Software developers are helping the transition to 64-bit operating systems through the use of nonuniform memory access — NUMA for short. This beneficial feature is a form of advanced multiprocessor data control and memory management that allows the OS to distribute processing and data transfers more efficiently, rather than constantly forcing data back and forth between CPUs and memory. This can reduce data traffic between CPUs, and increase overall system performance. Currently the AMD64-compatible SuSE Linux distribution includes NUMA, and Microsoft is incorporating it into the forthcoming AMD64 version of Windows Server 2003.
HyperTransport: The Bridges of Opteron County
Next to its 32/64-bit balancing act, the star of the Opteron show is the HyperTransport input/output bus. The CPU incorporates three HyperTransport data links (two for communication between processors, one for the rest of the system), while this fall’s uniprocessor Athlon 64 will include only one for the system bus. The Opteron is a multiprocessor design, and requires the additional two HyperTransport links for communication between processors. The following diagrams show how XBAR and HyperTransport cooperate within one CPU, then scale to a four-way multiprocessor system.
Using HyperTransport has allowed AMD to eliminate the traditional front-side bus, and separate I/O data from memory data. This innovative design supplies what AMD refers to as “glueless multiprocessing”, or the ability to link multiple processors without external logic. Previously, this was performed through a motherboard chipset, but the Opteron includes the hardware on-chip, and uses HyperTransport to facilitate data transfers.
The dual HyperTransport links for CPU data are coherent links that share the memory and cache space between two processors. This is the basic architecture of any multiprocessor system, but in the case of the Opteron, HyperTransport — not a Northbridge chipset — provides the coherent memory/cache link between CPUs. The third HyperTransport pipe is a noncoherent link or simply a channel to get system data to and from the CPU. Again, this piece of the architecture will be featured on the Athlon 64 desktop processor, much as today’s nForce2 chipset incorporates HyperTransport as its system bus.
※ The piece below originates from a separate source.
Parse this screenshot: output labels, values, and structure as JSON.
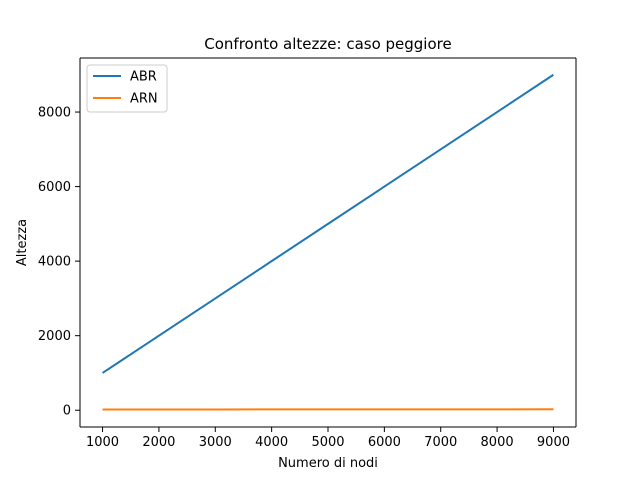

HyperTransport offers many advantages over conventional solutions such as PCI. A single Opteron HyperTransport link offers a whopping 6.4GB/sec of data bandwidth, which is top of the scale in terms of current x86 system bus specifications. Compatibility is also high, and PCI and PCI-X can coexist on a HyperTransport system bus while taking advantage of its ample bandwidth.
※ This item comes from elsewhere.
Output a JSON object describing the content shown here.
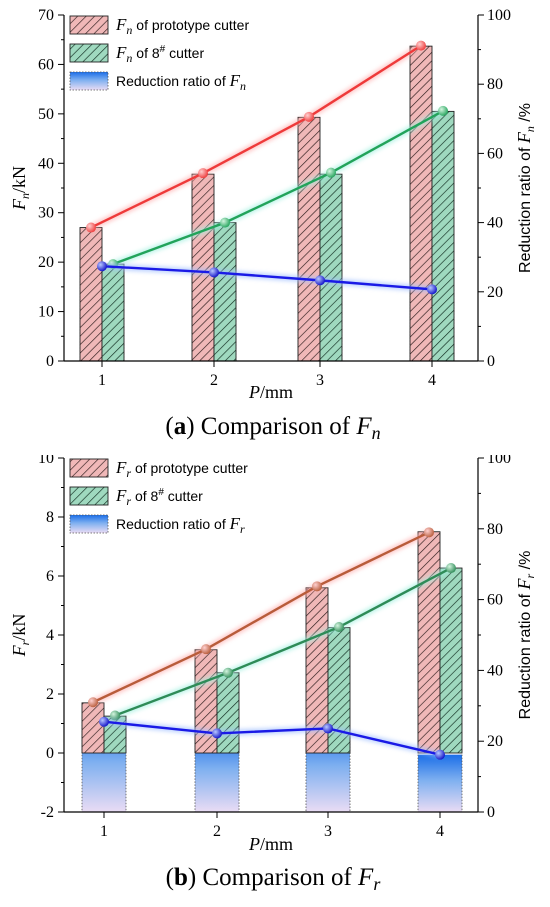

HyperTransport is also inexpensive, based on a simple design, and highly scalable. These factors all contribute to a promising technology, especially given that platform designs badly need additional bandwidth now that Gigabit Ethernet, PCI-X, and other data-hungry hardware are all fighting for system resources.
Welcome to the New World
The Opteron is a refreshing change from the old x86 processor treadmill, and is actually the first CPU in recent memory to deserve the title of a next-generation product. Its hybrid 32/64-bit design ensures backward compatibility, while offering performance and platform advances when the need for 64-bit software takes hold, thereby making it a wise choice for the future. In addition to making an offer that IT managers may not be able to refuse, AMD has taken its destiny firmly in hand by incorporating critical Northbridge functions into the Opteron core — now less dependent on third-party chipsets, AMD can once again make its processor the star of the show.